From Cromwellian grant to twenty-year restoration
Killua Castle
Captain Benjamin Chapman, an officer in Cromwell's army, was granted around 1,163 acres at Killua in 1667 as payment for services rendered during the conquest. His descendant, also Sir Benjamin Chapman, built the present house around 1780 — hall, oval drawing room, dining room, the works. Sir Thomas Chapman added the round tower and the rest of the Gothic Revival drama in the 1820s. The Chapmans sold up in 1949 after the death of the 7th Baronet, the building was unroofed, and it sat as a romantic ruin for fifty years. In 1999 the Mexican-Austrian banker Allen Sangines-Krause bought the wreck and spent twenty-one years restoring it as a private home — geothermal heating, solar, wind turbine, the lot. Completed in 2020. Not open to the public. The gates and the grounds are off the L1413 west of the village.

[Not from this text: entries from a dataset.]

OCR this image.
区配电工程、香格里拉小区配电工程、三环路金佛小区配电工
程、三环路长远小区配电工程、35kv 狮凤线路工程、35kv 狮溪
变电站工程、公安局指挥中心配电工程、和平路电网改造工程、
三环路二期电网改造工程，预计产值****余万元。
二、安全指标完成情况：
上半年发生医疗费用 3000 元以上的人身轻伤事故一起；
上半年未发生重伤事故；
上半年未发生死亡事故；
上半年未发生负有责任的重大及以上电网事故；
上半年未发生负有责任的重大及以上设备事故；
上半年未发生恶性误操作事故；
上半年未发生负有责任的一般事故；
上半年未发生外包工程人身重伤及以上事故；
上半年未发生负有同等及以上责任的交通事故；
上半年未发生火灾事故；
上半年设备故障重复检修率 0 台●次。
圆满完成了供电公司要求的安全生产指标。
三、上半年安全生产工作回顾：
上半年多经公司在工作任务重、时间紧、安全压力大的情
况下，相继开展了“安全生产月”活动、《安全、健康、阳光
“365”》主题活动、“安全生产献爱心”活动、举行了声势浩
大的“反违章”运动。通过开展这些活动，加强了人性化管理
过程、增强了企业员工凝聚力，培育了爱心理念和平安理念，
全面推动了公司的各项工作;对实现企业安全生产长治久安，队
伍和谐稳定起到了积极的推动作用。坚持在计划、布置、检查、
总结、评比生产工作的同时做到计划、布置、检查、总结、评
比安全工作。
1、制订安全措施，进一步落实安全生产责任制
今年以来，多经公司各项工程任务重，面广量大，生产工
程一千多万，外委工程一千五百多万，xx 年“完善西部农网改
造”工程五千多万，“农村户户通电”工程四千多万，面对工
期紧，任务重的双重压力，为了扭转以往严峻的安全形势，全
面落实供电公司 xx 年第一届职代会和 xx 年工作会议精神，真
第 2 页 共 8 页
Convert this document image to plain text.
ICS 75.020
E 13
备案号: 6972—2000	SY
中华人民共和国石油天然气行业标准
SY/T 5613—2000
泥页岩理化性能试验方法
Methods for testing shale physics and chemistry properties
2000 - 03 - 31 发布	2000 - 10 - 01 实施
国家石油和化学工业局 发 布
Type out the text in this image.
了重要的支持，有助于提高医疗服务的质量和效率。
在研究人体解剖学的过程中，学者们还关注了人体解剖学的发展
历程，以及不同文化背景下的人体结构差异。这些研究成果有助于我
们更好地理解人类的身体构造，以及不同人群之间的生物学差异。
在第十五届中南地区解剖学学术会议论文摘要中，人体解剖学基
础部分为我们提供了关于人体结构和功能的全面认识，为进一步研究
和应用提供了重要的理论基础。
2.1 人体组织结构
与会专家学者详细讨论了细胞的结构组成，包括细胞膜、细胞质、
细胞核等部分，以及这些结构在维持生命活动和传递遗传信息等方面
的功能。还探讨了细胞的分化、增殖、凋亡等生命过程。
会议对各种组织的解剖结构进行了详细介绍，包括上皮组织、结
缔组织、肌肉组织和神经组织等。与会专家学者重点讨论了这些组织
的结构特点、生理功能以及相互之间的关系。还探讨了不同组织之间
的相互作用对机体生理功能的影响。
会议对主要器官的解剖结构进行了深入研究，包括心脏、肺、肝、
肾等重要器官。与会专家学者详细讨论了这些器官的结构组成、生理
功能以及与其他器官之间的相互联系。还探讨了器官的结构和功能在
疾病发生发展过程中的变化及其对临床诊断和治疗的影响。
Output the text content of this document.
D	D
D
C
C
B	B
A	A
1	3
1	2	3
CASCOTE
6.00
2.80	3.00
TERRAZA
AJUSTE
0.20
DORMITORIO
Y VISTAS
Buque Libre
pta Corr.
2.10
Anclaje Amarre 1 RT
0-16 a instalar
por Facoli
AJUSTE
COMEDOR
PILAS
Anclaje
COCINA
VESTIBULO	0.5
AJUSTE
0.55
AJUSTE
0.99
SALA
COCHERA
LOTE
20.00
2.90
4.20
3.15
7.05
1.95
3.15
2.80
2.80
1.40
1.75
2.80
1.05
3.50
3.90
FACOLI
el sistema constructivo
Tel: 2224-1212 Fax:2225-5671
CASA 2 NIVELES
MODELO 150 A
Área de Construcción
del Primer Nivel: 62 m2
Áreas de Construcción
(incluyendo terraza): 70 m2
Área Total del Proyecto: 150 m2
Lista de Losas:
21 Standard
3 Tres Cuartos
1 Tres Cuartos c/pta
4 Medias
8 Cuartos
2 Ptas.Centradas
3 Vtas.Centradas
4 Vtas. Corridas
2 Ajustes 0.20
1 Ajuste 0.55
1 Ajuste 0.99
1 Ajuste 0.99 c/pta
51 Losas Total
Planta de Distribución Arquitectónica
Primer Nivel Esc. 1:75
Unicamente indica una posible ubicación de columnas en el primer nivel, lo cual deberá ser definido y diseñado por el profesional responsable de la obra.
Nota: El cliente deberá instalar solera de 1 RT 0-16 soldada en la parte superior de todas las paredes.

Why a Westmeath baronet became a Welsh schoolmaster
Lawrence of Arabia
Sir Thomas Robert Tighe Chapman was born at Killua in 1846. He married Edith Hamilton in 1873, had four daughters, and settled into the life of an Anglo-Irish landlord. Around 1885 the household discovered he was in love with the daughters' Scottish governess, Sarah Junner. He left his wife, took Sarah's borrowed surname (Lawrence), and lived with her in Wales and then Oxford for the next thirty-four years. They had five surviving sons, the second of whom — Thomas Edward Lawrence, born 1888 — would later ride into Damascus. Thomas Senior succeeded as 7th Baronet in 1914 but, his sons being illegitimate, the title died with him in 1919. The Killua estate passed sideways and was eventually sold. T.E. Lawrence reportedly visited the place once.
A 200-year-old folklore claim, in stone
The Raleigh Obelisk
Standing in the grounds of Killua, near the castle, is an obelisk commissioned in 1810 by Sir Thomas Chapman (the same Sir Thomas who would later add the round tower). It commemorates the legend that Sir Walter Raleigh planted the first potato in Ireland on this estate in 1586. Take this with a grain of salt the size of a potato. Youghal, Co. Cork, claims the same thing with rather more historical evidence behind it; the truth is probably that the potato arrived in Ireland through several ports and several gardens around the same time. But Sir Thomas Chapman believed it enough to put up an obelisk, and the obelisk is still there, two centuries later, quietly arguing with Cork.